Carol Kohn biography
Carol Anne Kakalec was born February 6, 1946, in Washington, DC, the second daughter of John and Juanita T. Kakalec. While stationed at Ft. Knox during World War II, John met Juanita Tharp at a Kentucky Derby party in 1942; they were married on Christmas Eve that same year. In late 1945, they moved with their daughter Donna Jeanne, to Washington, DC. The family lived in the Washington area for the next 58 years, where John retired in 1982 from the Federal Reserve Board.
Carol attended schools in southeast Washington then in McLean, when the family moved to Virginia. She was in the first graduating class of George C. Marshall High School in 1964. Carol attended St. Joseph College, a small Catholic woman’s college in Emmitsburg, Maryland, and finished her BA degree at the University of Albuquerque, with twin toddlers in tow. In 1990, she completed an MS degree in healthcare administration from Texas Woman’s University.

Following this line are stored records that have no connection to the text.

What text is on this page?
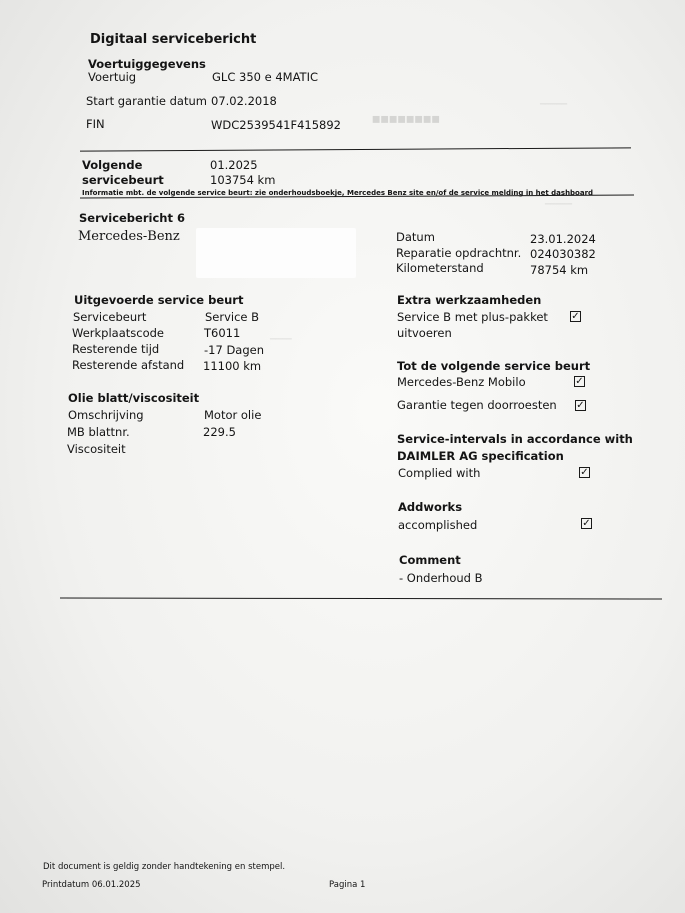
■■■■■■■■
─────
─────
────
Digitaal servicebericht
Voertuiggegevens
Voertuig	GLC 350 e 4MATIC
Start garantie datum 07.02.2018
FIN	WDC2539541F415892
Volgende	01.2025
servicebeurt	103754 km
Informatie mbt. de volgende service beurt: zie onderhoudsboekje, Mercedes Benz site en/of de service melding in het dashboard
Servicebericht 6
Mercedes-Benz	Datum	23.01.2024
Reparatie opdrachtnr. 024030382
Kilometerstand	78754 km
Uitgevoerde service beurt
Servicebeurt	Service B
Werkplaatscode	T6011
Resterende tijd	-17 Dagen
Resterende afstand 11100 km
Olie blatt/viscositeit
Omschrijving	Motor olie
MB blattnr.	229.5
Viscositeit
Extra werkzaamheden
Service B met plus-pakket ✓
uitvoeren
Tot de volgende service beurt
Mercedes-Benz Mobilo	✓
Garantie tegen doorroesten ✓
Service-intervals in accordance with
DAIMLER AG specification
Complied with	✓
Addworks
accomplished	✓
Comment
- Onderhoud B
Dit document is geldig zonder handtekening en stempel.
Printdatum 06.01.2025	Pagina 1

In the gap years between BA and MS, Carol embarked on a parallel career with motherhood. She became a successful life sciences editor, working with scientist and student authors to ready their research manuscripts for publication and grant proposals for submission. While living in Riyadh, Saudi Arabia, in the early 1980s, she was a founding editor of the King Faisal Specialist Hospital Medical Journal (now Annals of Saudi Medicine). Upon relocating to Houston, Texas, she worked in M.D. Anderson Cancer Center’s Department of Scientific Publications. Teaming with a researcher at M.D. Anderson and one at the National Cancer Institute in Bethesda, Maryland, they founded and launched Molecular Carcinogenesis in 1988. Carol holds the certification designation of Diplomate Editor in the Life Sciences, ELS(D), from the Board of Editors in the Life Sciences, of which she is a founding member.

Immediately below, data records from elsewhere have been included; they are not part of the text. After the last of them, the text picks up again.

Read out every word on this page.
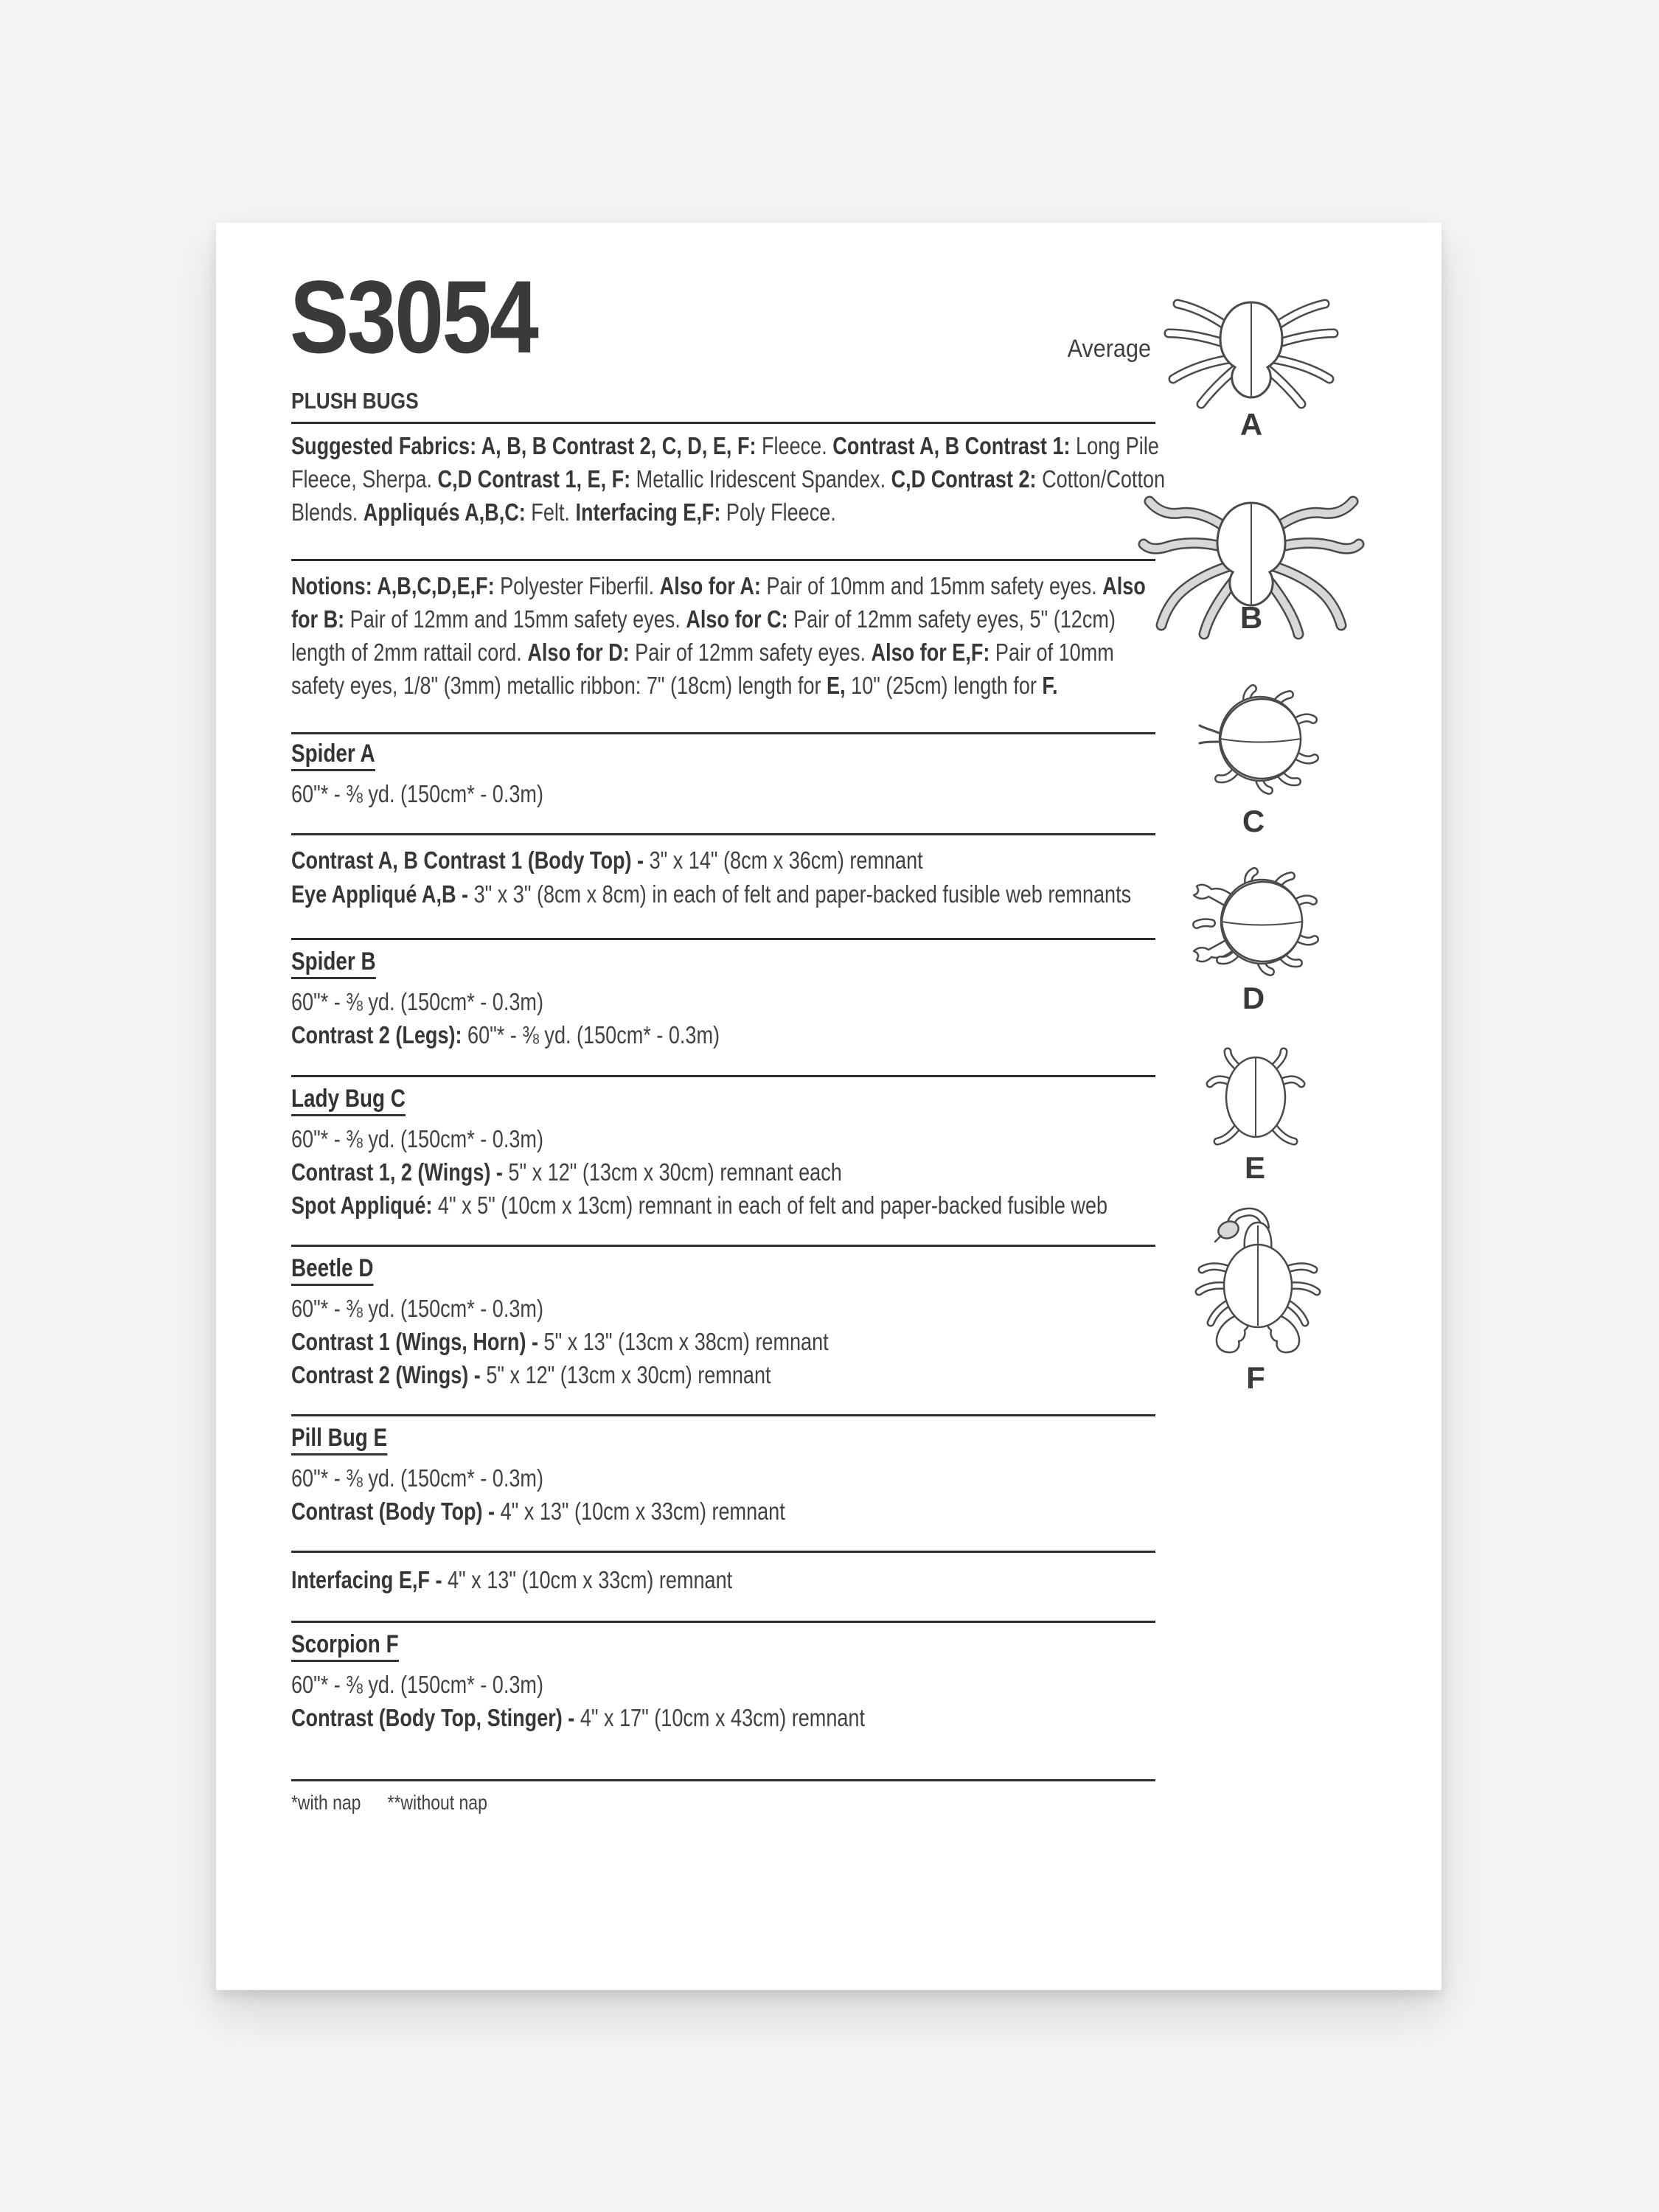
S3054	Average
PLUSH BUGS
Suggested Fabrics: A, B, B Contrast 2, C, D, E, F: Fleece. Contrast A, B Contrast 1: Long Pile
Fleece, Sherpa. C,D Contrast 1, E, F: Metallic Iridescent Spandex. C,D Contrast 2: Cotton/Cotton
Blends. Appliqués A,B,C: Felt. Interfacing E,F: Poly Fleece.
Notions: A,B,C,D,E,F: Polyester Fiberfil. Also for A: Pair of 10mm and 15mm safety eyes. Also
for B: Pair of 12mm and 15mm safety eyes. Also for C: Pair of 12mm safety eyes, 5" (12cm)
length of 2mm rattail cord. Also for D: Pair of 12mm safety eyes. Also for E,F: Pair of 10mm
safety eyes, 1/8" (3mm) metallic ribbon: 7" (18cm) length for E, 10" (25cm) length for F.
Spider A
60"* - ⅜ yd. (150cm* - 0.3m)
Contrast A, B Contrast 1 (Body Top) - 3" x 14" (8cm x 36cm) remnant
Eye Appliqué A,B - 3" x 3" (8cm x 8cm) in each of felt and paper-backed fusible web remnants
Spider B
60"* - ⅜ yd. (150cm* - 0.3m)
Contrast 2 (Legs): 60"* - ⅜ yd. (150cm* - 0.3m)
Lady Bug C
60"* - ⅜ yd. (150cm* - 0.3m)
Contrast 1, 2 (Wings) - 5" x 12" (13cm x 30cm) remnant each
Spot Appliqué: 4" x 5" (10cm x 13cm) remnant in each of felt and paper-backed fusible web
Beetle D
60"* - ⅜ yd. (150cm* - 0.3m)
Contrast 1 (Wings, Horn) - 5" x 13" (13cm x 38cm) remnant
Contrast 2 (Wings) - 5" x 12" (13cm x 30cm) remnant
Pill Bug E
60"* - ⅜ yd. (150cm* - 0.3m)
Contrast (Body Top) - 4" x 13" (10cm x 33cm) remnant
Interfacing E,F - 4" x 13" (10cm x 33cm) remnant
Scorpion F
60"* - ⅜ yd. (150cm* - 0.3m)
Contrast (Body Top, Stinger) - 4" x 17" (10cm x 43cm) remnant
*with nap **without nap
A
B
C
D
E
F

By happy coincidence in 1988, Carol met Harold Kohn, a chemist at the University of Houston, though it would be many years before he asked her to edit his research manuscripts and grants. They were married three years later.
In 1990, Carol began work at Houston’s Texas Children’s Hospital in patient education, working to make medical information accessible to young patients and their families, and in marketing. She moved on in 1997, to direct public affairs for the Harris County Hospital District (now Harris Health System), the hospital and clinic system of Texas’s most populous county.
An opportunity arose for Harold in 1999 to chair of the Division of Medicinal Chemistry and Natural Products (now the Division of Chemical Biology and Medicinal Chemistry) at the University of North Carolina School of Pharmacy. With their collective four children solidly launched, Harold and Carol and their three pets headed east from Houston. In North Carolina, Carol consulted as a science editor working with academic clients from Chapel Hill to Tokyo.
Carol retired in 2016 and turned her attention to the newly established Kohn Charitable Trust. She and Harold share the belief that structural inequalities in the U.S. have left many behind, often without a voice. Because the reasons for these inequities are complex, the Kohns have partnered with the University of Michigan Gerald R. Ford School of Public Policy to facilitate scholarship that can advance progressive domestic social policies.
Carol’s and Harold’s blended family comprises Carol’s twins Jocelyn Friel, husband Myles, and Hunter Schappaugh, wife Peggy, and Harold’s sons Jeffrey Kohn, wife Kara, and Nicholas Kohn.
The Kohns have five grandchildren, Kent and Pierce Friel, Jakob, Zachary, and Naomi Kohn.